Scottish referendum: Musings of a reluctant nationalist

The electorate has already sent a message: the current political settlement of strong oligarchies and weak democracies cannot stand

I never thought I'd find myself defending nationalism. As a political ideology, the proposition that an Irish crook should be closer to me than an English saint holds little attraction. But if I had to choose between the civil and civic movement for independence in Scotland and the British and international elites who sneer at it as mere atavism, I know which side I prefer. There's a very good case to be made against nationalism, but the technocratic elite dominating Europe is in no position to make it.

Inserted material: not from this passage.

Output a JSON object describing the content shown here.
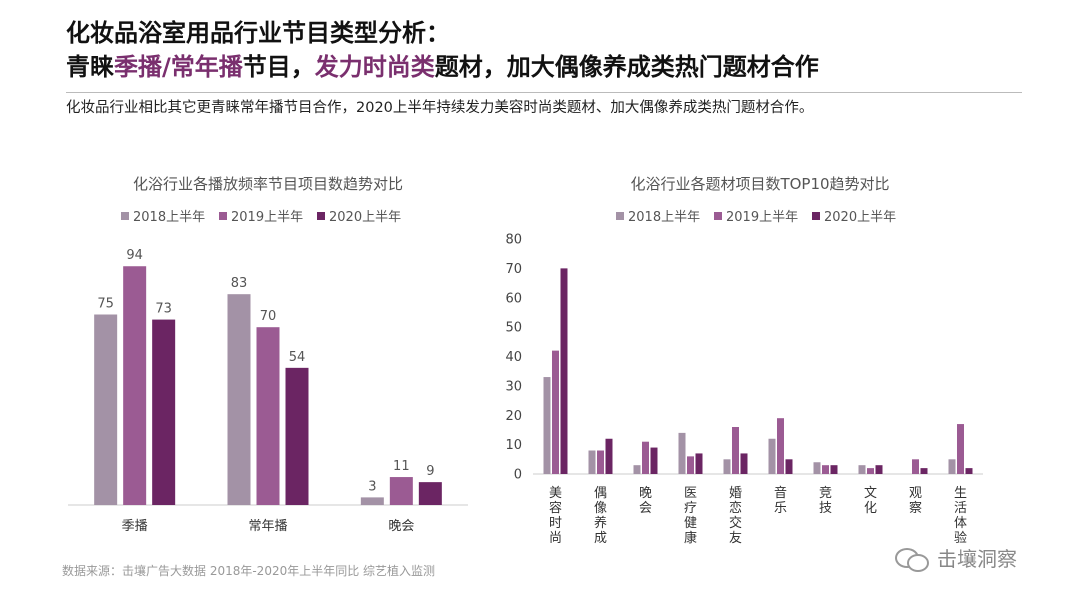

What’s the most extreme version of nationalism we’ve seen in the European Union in the last six years? It is the version promulgated by the European Central Bank. Faced with a Europe-wide banking crisis, at least partly created by EU policies (the poorly designed euro; the free movement of capital), European elites were quick to rediscover the centrality of the nationalism they had long derided.

Suddenly, the consequences of European policies were the responsibilities of nation states and their citizens. Anglo Irish Bank or Allied Irish Bank were no longer, as they had effectively become, European banks – they were 100 per guaranteed Irish. If – and this really happened – a British property company went bust having borrowed money from Anglo Irish, which in turn borrowed it from a Germany landesbank, who had to pay? Irish citizens who had no role in the transaction whatsoever. Why? Because Anglo was an Irish bank and Irishness was the central principle that trumped all others.

This has been the experience of a lot of European citizens in the last six years. We discovered in the most painful way that we were accountable for institutions that were not in any way accountable to us. We were found guilty on the basis of our nationality and punished accordingly. The hypocrisy is gross: nationalism is a silly and irrational anachronism except when it suits the elites for nationalism to be a fundamental and unalterable principle.


If those elites wanted to establish a powerful supra- national European identity they had a great opportunity to do so by making the banking crisis a shared European responsibility. Instead they were utterly determined to define it as a series of strictly national disasters, created – it was implied – by weaknesses in the national characters of the Greeks, the Irish, the Portuguese and the Spanish.

But surely nationalism is irrational? Indeed it is – and the current orthodox ideology is what? A paragon of evidence-based rationality? Or a brainless zombie politics that keeps going long after it has died? Neo-liberalism and its cult of free-flowing capital revealed its nakedness in the banking crash, but it lives on.

Failed austerity continues

The outsized, overweening global finance industry is back in business. Europe-wide austerity has failed spectacularly – but it continues. Evidence is irrelevant – these beliefs are sacred scripture.

There’s another layer of hypocrisy in this. So-called ordinary people are told they have disgraced themselves when they don’t vote. They’re called apathetic. But one of the interesting things about the Scottish referendum campaign is that apathy has been a big loser. The level of engagement has shown that people are not apathetic – they’re just sick of their votes making no difference to their lives.

Give them a chance to make a decision that just might make their future choices more meaningful and they grasp it. There are worse things than apathy – hateful and dangerous passions. But there are also better things than apathy and one of them may be people getting involved in peaceful and constructive arguments about who they are to call “we”, about what form of polity might give them the best chance of being able to affect the decisions that affect them.

That debate has already achieved something startling: it has killed the United Kingdom as we know it. If the Scots vote Yes on Thursday, the death will be sudden and shocking. But even if they vote No, it will be on the basis of the promise of greatly enhanced powers for a Scottish parliament – in effect the beginning of a radically altered federalised UK. A federal state will force huge changes in Britain – a written constitution, for example, and a federal second chamber at Westminster to replace the House of Lords. The political architecture of "these islands" is about to change radically and it will be Scots, by their engagement in the debate, who will have set that change in motion.

The Scots have already sent a message: the current political settlement of strong oligarchies and weak democracies cannot stand. People all over Europe will have to involve themselves in big fights – about equality, about accountability, about how to balance public needs and private demands. Nationalism may be one of the languages they speak but what matters is what they are using it to say.